平成元年には看護大学は僅か11、定員も558名に過ぎなかったのですが、20数年で大学数は20倍、定員も40倍近く増加しました。
これは、少子化に伴う大学の定員割れ対策なども背景にあるのですが、
1992年の厚労省にり「看護師などの人材確保の促進に関する法律」が制定され、看護師等の養成、処遇の改善、 資質の向上、就業の促進等を図る施策がとられたことや、
2011年に文科省が、大学における看護系人材養成の在り方に関する検討会の最終報告において「看護系大学の設備充実を一層促進する必要がある」との方針を示したことなどが大きく影響を及ぼしていると考えられます。
看護師にも高度な教育が求められる
看護師の国家試験に合格すれば誰でもが看護師であり、学歴は関係ありません。
4年の看護大学を卒業しても、保健師や助産婦の資格を得ることができますが、看護師としての資格に差があるわけで貼りません。
しかし、
医師、看護師、薬剤師が一つのチームを作って医療に当たる、「チーム医療」により、看護師にもより高度な看護技術や能力が求められつつあります。

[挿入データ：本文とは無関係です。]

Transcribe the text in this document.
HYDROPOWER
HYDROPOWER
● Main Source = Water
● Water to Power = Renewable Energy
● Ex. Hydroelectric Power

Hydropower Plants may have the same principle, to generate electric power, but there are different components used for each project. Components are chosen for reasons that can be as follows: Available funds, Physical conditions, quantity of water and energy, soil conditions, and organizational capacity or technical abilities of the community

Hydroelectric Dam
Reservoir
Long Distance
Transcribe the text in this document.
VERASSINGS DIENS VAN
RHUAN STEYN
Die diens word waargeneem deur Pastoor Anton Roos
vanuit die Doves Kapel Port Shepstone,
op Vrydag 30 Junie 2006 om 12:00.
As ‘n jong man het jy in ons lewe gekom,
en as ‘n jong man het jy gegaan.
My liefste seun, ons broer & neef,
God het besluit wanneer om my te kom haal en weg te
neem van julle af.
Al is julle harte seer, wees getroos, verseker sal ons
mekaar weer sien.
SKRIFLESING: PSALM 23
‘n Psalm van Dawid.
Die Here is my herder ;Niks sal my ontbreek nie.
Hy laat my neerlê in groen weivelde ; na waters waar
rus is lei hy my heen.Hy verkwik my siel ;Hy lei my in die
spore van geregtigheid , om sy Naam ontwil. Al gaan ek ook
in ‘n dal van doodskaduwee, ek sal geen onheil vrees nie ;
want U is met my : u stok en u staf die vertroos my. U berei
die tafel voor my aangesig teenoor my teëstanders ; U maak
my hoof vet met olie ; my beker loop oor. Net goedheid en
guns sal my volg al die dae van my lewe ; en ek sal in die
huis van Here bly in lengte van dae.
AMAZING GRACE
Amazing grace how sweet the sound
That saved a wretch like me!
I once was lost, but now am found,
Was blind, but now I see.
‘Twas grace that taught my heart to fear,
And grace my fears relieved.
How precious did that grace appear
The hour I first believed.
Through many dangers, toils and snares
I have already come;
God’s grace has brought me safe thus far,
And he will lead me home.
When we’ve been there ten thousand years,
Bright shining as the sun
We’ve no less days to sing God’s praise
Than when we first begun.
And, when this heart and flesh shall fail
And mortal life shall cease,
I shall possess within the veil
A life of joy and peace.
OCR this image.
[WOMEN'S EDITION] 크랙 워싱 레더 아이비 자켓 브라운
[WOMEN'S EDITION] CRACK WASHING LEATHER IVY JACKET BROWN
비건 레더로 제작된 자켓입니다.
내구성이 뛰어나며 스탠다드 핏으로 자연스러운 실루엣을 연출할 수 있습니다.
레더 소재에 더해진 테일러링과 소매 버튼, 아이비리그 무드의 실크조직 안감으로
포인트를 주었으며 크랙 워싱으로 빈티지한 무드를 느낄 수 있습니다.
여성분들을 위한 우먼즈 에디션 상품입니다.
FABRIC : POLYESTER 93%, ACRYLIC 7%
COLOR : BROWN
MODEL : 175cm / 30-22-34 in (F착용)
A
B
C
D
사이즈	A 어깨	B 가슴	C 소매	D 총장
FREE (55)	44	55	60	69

さらに、高度な先進医療や専門領域に特化した医療においては、高学歴の看護師のニーズは益々高まるとみられています。
2016年5月17日に、日本看護協会(日看協)は、厚生労働省に対して、看護教育の4年制への移行についての要望書を提出しています。
4年制大学と、3年制の専門学校では教育費が大きく異なってきますので、誰でもが大学に進学できるわけではありません。
もし、貴女が、
- 大学病院や国立の病院で働いてみたい
- 高度医療や先端医療の病院で働いてみたい
という希望を持っているのであれば、大学進学を考えてみた方が良いかも知れません。